原発・エネルギー問題を静かに考えるブログ。

続・日米原子力協定の自動延長と迷走する原発反対論の今後について考えてみる その2 

‖ アメリカは、急きょ日本に対してプルトニウムの削減を求めてきたか?

米国、日本への特別待遇にブレーキ 「プルトニウム保有量削減を」
https://archive.li/7d8FE #中央日報

一部抜粋

最近、米国政府が日本政府に対してプルトニウム保有量の削減を要求したと日本経済新聞が10日、報道した。

プルトニウムは原子力発電所から出る使用済み核燃料を再処理する過程で生じる。核兵器の原料としても使われるため、米国が「核不拡散」の観点から懸念を示していると同紙は伝えた。

報道によると、米国家安全保障会議(NSC)等が日本政府に「プルトニウムの適切な利用・管理」を要求し、特に保有量に上限を設けて削減策を公開するよう主張した。



今月の10日の話になります。日本が保有しているプルトニウムについて、アメリカが削減を求めてきたという日経新聞の報道が話題になりました。日経新聞の当該記事は、ネット版は有料(途中まで閲覧可能)ということで、今回は日経が報じたという内容で、別の記事を用意しました。

こちらについては、何かアメリカが急に日本に要求してきたと捉える向きもありますが、そうではないと思います。

日米原子力協定を自動延長の考え トランプ政権の高官
2017/9/22 http://archive.is/bu35d #nhk

一部抜粋

来年7月に期限を迎える日米原子力協定について、アメリカ、トランプ政権の高官は、協定を自動的に延長する考えを初めて明らかにしました。その一方で日本が核兵器の原料にもなるプルトニウムを大量に保有する現状に懸念を示し、原子力政策について詳しく説明を求めていく方針です。

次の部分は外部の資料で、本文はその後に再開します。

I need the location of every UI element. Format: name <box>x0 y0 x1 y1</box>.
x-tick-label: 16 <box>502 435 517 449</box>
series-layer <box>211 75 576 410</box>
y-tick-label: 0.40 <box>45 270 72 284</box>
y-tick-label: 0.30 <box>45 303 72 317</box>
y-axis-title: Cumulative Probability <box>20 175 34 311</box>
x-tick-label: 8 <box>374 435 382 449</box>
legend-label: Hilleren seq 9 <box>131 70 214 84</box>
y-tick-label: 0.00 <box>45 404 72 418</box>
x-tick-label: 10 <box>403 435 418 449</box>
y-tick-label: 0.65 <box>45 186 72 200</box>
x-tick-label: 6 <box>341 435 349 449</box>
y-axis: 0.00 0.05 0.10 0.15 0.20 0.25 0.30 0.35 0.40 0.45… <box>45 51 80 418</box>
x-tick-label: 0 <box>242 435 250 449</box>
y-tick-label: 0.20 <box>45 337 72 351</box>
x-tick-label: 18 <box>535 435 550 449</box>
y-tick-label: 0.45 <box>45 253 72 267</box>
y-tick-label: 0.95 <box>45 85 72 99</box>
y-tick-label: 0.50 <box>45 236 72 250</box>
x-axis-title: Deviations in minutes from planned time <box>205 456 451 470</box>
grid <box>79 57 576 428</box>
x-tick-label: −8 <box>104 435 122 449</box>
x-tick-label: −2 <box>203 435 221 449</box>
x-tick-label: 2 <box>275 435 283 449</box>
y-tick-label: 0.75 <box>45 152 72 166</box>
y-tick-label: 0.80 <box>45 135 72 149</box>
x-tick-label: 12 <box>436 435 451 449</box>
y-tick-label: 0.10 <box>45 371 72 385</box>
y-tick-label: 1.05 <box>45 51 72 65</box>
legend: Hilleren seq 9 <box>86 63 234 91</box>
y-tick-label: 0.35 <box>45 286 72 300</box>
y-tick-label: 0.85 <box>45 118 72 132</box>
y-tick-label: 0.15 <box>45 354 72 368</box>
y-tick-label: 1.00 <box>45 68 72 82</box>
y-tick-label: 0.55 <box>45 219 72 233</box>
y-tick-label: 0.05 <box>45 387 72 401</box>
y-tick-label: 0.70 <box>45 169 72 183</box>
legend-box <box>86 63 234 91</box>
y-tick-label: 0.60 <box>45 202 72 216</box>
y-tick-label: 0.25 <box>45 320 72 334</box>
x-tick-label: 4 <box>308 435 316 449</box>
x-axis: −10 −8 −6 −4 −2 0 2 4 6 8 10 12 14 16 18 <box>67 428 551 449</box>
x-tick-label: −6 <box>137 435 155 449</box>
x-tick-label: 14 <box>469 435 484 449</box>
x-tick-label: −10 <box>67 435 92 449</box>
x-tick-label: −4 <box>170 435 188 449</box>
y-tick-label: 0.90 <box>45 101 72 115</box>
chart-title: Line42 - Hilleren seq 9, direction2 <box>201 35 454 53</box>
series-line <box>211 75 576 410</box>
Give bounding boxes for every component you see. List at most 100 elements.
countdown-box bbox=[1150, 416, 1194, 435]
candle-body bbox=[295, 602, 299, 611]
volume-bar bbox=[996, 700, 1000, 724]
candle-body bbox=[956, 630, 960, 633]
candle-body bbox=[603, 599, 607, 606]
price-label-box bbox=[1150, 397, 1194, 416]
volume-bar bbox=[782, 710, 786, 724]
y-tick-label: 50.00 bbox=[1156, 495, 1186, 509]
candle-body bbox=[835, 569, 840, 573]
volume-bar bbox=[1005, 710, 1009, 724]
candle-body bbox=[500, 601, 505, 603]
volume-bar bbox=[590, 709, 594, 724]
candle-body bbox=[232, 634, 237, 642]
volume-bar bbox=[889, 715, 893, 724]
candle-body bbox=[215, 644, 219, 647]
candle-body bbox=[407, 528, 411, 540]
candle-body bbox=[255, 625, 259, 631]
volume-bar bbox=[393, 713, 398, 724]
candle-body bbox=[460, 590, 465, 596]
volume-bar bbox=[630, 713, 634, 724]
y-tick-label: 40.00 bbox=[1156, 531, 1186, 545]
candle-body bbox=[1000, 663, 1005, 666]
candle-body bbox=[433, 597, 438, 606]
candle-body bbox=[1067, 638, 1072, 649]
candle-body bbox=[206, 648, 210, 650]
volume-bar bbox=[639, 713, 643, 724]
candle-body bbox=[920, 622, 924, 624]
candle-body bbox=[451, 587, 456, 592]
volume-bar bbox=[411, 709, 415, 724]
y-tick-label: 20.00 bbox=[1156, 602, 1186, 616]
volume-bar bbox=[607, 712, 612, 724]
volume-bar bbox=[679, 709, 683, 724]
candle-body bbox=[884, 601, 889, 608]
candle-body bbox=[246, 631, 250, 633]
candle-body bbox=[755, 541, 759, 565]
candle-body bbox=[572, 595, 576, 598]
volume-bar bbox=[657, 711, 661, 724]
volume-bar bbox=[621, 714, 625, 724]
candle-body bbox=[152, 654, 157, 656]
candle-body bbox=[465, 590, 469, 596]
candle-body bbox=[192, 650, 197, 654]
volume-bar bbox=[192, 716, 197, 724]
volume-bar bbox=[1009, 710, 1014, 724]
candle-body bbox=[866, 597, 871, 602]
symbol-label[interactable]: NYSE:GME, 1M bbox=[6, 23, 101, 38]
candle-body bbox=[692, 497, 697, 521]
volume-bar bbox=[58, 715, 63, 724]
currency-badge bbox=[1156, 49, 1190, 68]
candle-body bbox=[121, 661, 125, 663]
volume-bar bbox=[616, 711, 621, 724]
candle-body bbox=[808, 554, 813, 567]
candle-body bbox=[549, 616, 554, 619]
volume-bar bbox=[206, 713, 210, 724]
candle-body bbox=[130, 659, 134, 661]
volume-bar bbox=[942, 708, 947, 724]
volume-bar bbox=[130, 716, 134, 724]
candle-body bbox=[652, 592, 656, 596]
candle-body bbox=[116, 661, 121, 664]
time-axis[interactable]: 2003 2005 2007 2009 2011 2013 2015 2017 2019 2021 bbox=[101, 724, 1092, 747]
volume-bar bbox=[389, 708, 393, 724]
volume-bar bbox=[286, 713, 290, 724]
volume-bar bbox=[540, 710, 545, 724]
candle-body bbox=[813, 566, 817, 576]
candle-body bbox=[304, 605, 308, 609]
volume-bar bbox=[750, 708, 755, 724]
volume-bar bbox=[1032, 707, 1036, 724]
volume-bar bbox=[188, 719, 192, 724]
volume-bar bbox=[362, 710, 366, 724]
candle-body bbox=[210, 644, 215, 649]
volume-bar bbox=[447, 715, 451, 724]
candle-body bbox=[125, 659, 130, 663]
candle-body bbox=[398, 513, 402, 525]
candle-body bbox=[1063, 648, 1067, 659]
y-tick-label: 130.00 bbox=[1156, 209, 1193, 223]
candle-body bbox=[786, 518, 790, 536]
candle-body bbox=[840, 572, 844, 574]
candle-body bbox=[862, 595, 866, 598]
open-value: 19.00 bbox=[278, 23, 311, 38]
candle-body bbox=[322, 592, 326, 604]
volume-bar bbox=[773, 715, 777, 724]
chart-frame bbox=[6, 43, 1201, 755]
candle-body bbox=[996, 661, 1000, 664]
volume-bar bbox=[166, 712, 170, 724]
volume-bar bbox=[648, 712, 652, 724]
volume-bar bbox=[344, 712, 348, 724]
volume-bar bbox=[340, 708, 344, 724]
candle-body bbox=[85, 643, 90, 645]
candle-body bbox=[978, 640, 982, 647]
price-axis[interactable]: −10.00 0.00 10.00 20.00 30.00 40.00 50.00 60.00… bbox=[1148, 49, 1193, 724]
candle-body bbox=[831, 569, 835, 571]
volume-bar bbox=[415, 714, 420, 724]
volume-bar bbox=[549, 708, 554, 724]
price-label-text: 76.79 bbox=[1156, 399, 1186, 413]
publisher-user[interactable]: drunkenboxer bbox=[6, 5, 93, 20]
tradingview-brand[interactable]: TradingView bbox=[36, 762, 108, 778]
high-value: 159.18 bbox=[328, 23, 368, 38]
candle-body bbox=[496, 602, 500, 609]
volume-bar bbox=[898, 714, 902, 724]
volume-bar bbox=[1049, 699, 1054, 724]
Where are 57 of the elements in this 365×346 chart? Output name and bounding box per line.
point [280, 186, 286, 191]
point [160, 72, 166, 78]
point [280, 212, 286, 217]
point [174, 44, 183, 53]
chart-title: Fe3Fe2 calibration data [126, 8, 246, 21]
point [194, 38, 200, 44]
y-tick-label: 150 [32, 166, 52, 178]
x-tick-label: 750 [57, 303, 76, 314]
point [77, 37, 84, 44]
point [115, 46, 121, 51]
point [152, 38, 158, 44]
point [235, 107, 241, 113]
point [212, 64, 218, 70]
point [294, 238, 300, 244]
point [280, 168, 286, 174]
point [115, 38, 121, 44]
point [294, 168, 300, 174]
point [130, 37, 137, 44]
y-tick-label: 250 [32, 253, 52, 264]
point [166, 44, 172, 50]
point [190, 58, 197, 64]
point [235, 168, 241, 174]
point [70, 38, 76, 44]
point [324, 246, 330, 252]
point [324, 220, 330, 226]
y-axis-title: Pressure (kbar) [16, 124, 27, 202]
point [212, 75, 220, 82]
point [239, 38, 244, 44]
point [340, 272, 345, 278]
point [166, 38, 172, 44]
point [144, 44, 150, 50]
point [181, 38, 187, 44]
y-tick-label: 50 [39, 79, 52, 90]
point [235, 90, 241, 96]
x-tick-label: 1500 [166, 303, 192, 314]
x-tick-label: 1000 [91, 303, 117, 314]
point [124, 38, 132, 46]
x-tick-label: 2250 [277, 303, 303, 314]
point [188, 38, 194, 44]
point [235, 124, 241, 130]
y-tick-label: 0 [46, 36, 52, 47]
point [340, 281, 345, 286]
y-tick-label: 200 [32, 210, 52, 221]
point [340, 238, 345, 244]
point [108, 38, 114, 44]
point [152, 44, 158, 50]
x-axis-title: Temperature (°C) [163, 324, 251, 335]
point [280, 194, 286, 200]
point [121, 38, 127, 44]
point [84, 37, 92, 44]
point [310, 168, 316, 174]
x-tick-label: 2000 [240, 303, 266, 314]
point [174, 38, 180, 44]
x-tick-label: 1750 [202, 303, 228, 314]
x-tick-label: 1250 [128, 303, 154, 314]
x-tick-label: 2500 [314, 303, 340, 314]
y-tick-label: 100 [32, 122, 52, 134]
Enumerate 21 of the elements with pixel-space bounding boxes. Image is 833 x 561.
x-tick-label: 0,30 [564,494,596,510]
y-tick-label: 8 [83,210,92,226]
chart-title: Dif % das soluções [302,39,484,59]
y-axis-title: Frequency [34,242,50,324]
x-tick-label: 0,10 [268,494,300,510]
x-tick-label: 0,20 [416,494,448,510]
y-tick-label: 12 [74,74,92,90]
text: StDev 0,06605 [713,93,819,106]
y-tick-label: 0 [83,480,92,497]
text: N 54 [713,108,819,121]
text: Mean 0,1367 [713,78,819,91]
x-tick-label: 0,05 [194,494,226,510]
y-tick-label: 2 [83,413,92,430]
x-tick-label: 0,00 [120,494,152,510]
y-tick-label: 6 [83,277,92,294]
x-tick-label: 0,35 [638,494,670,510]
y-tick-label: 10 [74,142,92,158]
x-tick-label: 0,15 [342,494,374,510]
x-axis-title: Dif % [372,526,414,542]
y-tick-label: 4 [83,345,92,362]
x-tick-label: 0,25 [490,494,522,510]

協定の自動延長に際し、アメリカ側が日本の原子力政策について説明を求めるという報道は去年からありました。これはオバマ政権下でも、カントリーマン国務次官補などが懸念を表明した(核燃料サイクルの放棄は求めないが説明を求めていく)というような話もありました。

アメリカは日本を信用しているものの、原子力政策について不透明さが拡大することは、当然望ましいとは考えていない。そこで、協定の延長を控えて、削減というよりも、一度現実的な政策の展望については確認しておきたいという意図ではないでしょうか。これは平和利用協力を進めるアメリカの信用問題にも関わってくると思います。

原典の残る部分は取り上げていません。